You can believe that. There's reason to believe that. Phil Jackson is a master motivator, and could convince a chicken it can fly. The roster has no cap liabilities beyond Anthony's monstrous contract in the future and can build a new contender with Phil's magical basketball awesomeness.
And Anthony has a lot of input in New York he may not have elsewhere. And that seems like something he cares about. His wife loves New York and wants to stay there. There are a lot of reasons to stay in New York.
And yet, I would tell you he's being dishonest in saying it wasn't about the money. Maybe it wasn't all about the money. But it was mostly about the money.
Anthony turned down a chance to win now in Chicago for a proven coach with proven stars in a major market with a versatile roster in order to return to a team with a first-year president of basketball operations, a first-year head coach, whose second-best player is Jose Calderon.

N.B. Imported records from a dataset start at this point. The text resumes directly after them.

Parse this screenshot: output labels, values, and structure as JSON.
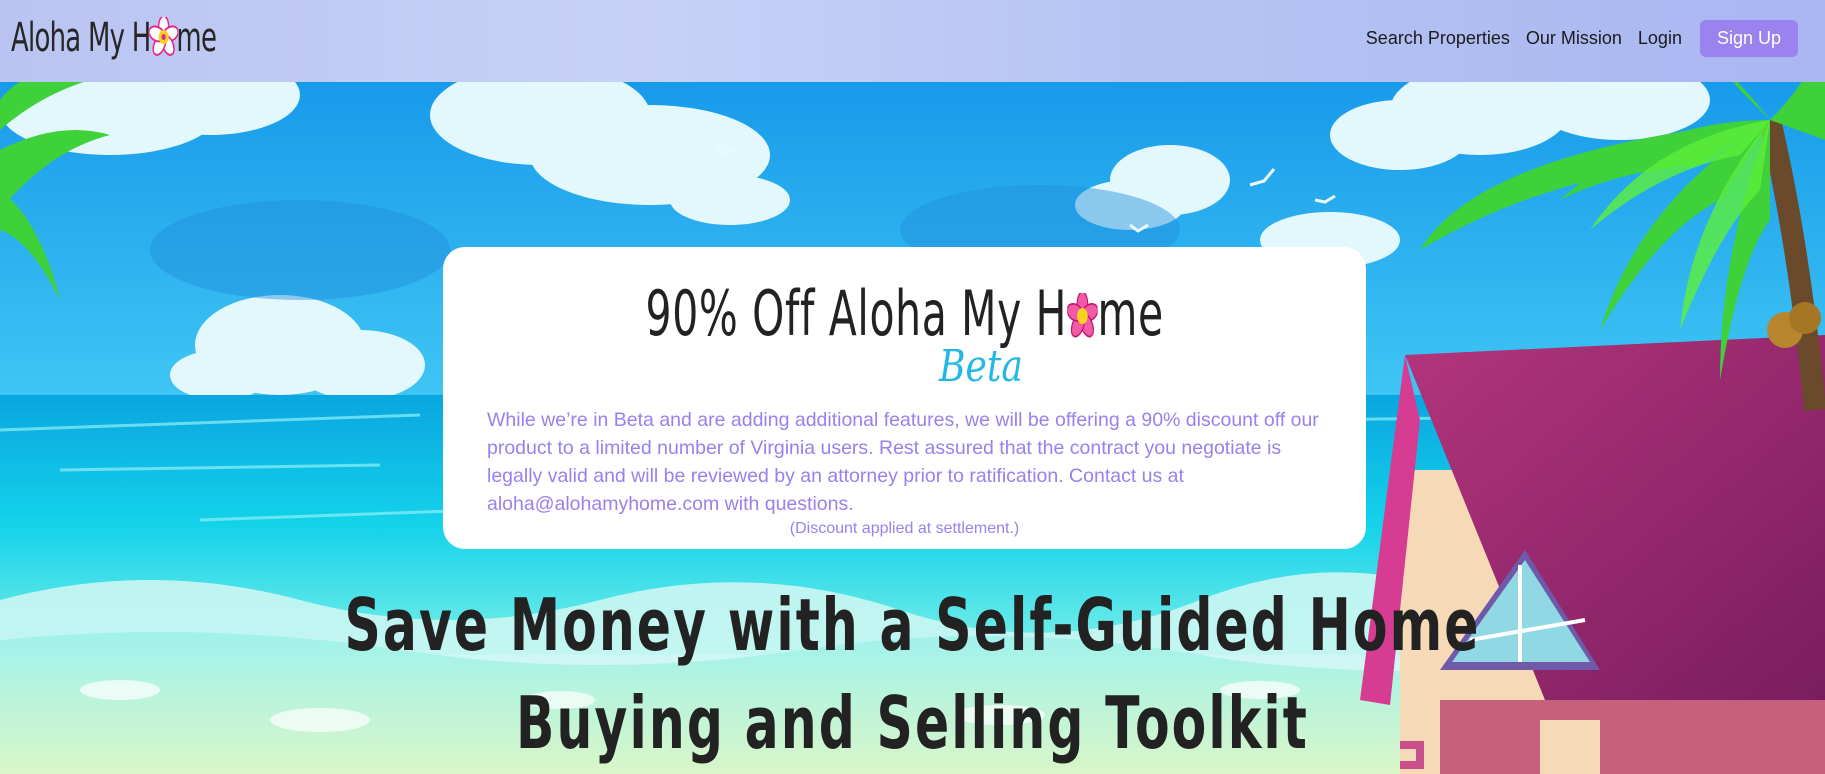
{
  "brand": {
    "name_prefix": "Aloha My H",
    "name_suffix": "me",
    "logo_icon": "plumeria-flower-icon"
  },
  "nav": {
    "links": [
      "Search Properties",
      "Our Mission",
      "Login"
    ],
    "signup_label": "Sign Up"
  },
  "promo": {
    "heading_prefix": "90% Off Aloha My H",
    "heading_suffix": "me",
    "beta": "Beta",
    "body": "While we’re in Beta and are adding additional features, we will be offering a 90% discount off our product to a limited number of Virginia users. Rest assured that the contract you negotiate is legally valid and will be reviewed by an attorney prior to ratification. Contact us at aloha@alohamyhome.com with questions.",
    "note": "(Discount applied at settlement.)"
  },
  "hero": {
    "line1": "Save Money with a Self-Guided Home",
    "line2": "Buying and Selling Toolkit"
  },
  "colors": {
    "accent": "#9a83ee",
    "body_text": "#9a80ec",
    "beta": "#22b8e6",
    "flower_pink": "#e8258d",
    "flower_yellow": "#f7d21e"
  }
}
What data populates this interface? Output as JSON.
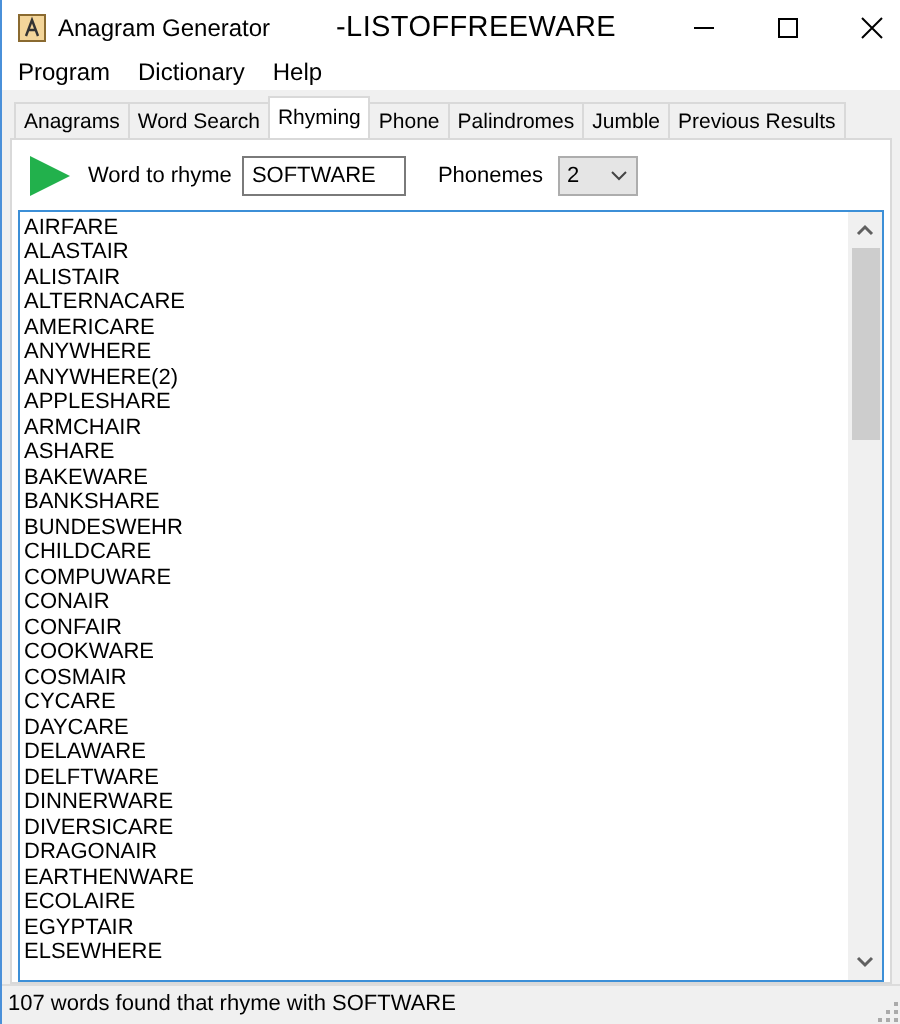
{
  "window": {
    "title": "Anagram Generator",
    "subtitle": "-LISTOFFREEWARE"
  },
  "menu": [
    "Program",
    "Dictionary",
    "Help"
  ],
  "tabs": [
    {
      "label": "Anagrams",
      "selected": false
    },
    {
      "label": "Word Search",
      "selected": false
    },
    {
      "label": "Rhyming",
      "selected": true
    },
    {
      "label": "Phone",
      "selected": false
    },
    {
      "label": "Palindromes",
      "selected": false
    },
    {
      "label": "Jumble",
      "selected": false
    },
    {
      "label": "Previous Results",
      "selected": false
    }
  ],
  "word_field": {
    "label": "Word to rhyme",
    "value": "SOFTWARE"
  },
  "phonemes": {
    "label": "Phonemes",
    "value": "2"
  },
  "results": [
    "AIRFARE",
    "ALASTAIR",
    "ALISTAIR",
    "ALTERNACARE",
    "AMERICARE",
    "ANYWHERE",
    "ANYWHERE(2)",
    "APPLESHARE",
    "ARMCHAIR",
    "ASHARE",
    "BAKEWARE",
    "BANKSHARE",
    "BUNDESWEHR",
    "CHILDCARE",
    "COMPUWARE",
    "CONAIR",
    "CONFAIR",
    "COOKWARE",
    "COSMAIR",
    "CYCARE",
    "DAYCARE",
    "DELAWARE",
    "DELFTWARE",
    "DINNERWARE",
    "DIVERSICARE",
    "DRAGONAIR",
    "EARTHENWARE",
    "ECOLAIRE",
    "EGYPTAIR",
    "ELSEWHERE"
  ],
  "status_bar": "107 words found that rhyme with SOFTWARE"
}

No, the deal wasn't made with next year in place. There are five years for Phil and Melo to find a winner. But in the NBA, you have to take the opportunities to put yourself in a good position over a good idea. Even Dwight Howard, when he left LA for Houston, was going to a team that had showed it could build a contender. The Knicks have shown no such thing.
And it's possible that the decision was about the money, but not the actual cash. Contracts are often considered a status element in the NBA. LeBron James took a max contract, becoming the highest paid player on his team for the first time in his career, despite all the money he makes off the court. For him it was a statement of status, and a statement to the owners that stars are worth the money. Anthony's decision could be similarly motivated.

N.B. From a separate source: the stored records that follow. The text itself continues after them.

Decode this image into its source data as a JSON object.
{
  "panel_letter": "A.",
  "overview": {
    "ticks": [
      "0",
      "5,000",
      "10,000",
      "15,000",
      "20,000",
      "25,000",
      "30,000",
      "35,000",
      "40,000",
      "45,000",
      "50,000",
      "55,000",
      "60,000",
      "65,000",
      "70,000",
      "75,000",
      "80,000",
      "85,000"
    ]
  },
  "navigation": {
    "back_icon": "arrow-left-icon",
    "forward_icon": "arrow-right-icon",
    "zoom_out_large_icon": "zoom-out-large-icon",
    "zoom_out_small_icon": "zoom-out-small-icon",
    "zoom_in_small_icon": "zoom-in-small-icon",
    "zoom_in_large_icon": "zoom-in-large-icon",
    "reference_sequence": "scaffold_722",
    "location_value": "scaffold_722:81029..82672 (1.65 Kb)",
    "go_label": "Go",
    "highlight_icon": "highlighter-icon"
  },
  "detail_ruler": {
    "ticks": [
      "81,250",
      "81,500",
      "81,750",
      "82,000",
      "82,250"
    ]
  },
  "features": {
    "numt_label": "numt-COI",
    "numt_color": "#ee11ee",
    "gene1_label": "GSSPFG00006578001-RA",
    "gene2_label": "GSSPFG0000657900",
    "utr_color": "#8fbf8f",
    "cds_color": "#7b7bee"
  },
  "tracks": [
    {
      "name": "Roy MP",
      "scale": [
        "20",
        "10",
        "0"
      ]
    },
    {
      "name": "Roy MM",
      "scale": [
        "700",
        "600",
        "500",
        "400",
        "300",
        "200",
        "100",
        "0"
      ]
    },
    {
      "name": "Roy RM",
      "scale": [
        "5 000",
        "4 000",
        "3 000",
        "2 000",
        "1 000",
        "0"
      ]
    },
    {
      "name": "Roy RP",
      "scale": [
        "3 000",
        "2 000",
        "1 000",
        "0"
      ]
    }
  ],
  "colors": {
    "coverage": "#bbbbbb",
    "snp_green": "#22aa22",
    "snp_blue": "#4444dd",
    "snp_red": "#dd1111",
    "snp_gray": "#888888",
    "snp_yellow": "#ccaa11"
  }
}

Let's be clear here, I'm not saying Anthony shouldn't have taken the money. There are good reasons for his re-signing with the Knicks, and good reasons even if it was as simple as the money.

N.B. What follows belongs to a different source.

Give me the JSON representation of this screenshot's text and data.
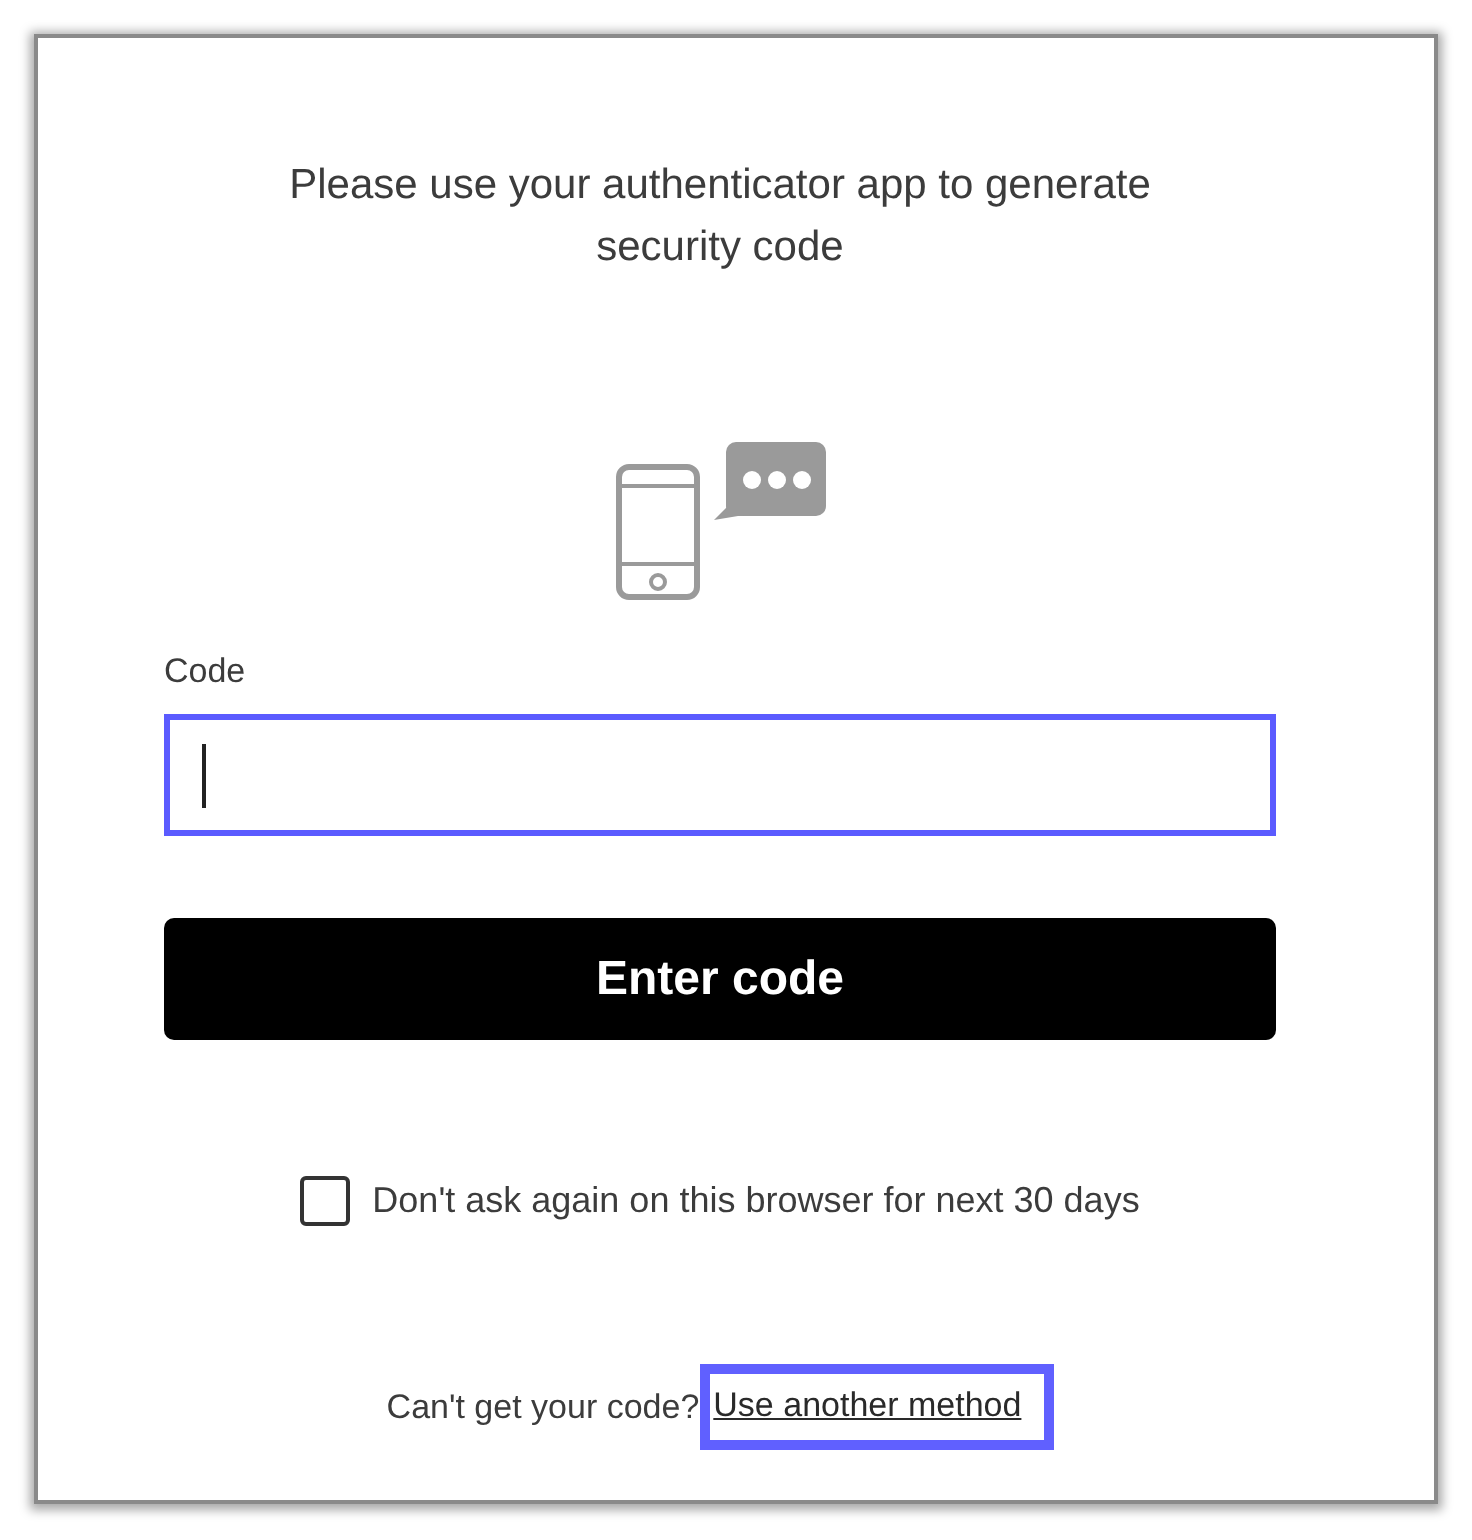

Either way, Anthony was right to say it wasn't about the money. Otherwise, what message would he send to his teammates, to his fans, to the city, to sponsors, to the league?
But to look at where he's returning, even if Jackson's right and a new Knicks era of dominance is at hand. That's a promise, an idea, not a reality. The reality is that even if Anthony's being honest and it's not about the money ... that's the most realistic way to look at the situation. Everything after that is about how you interpret the circumstances.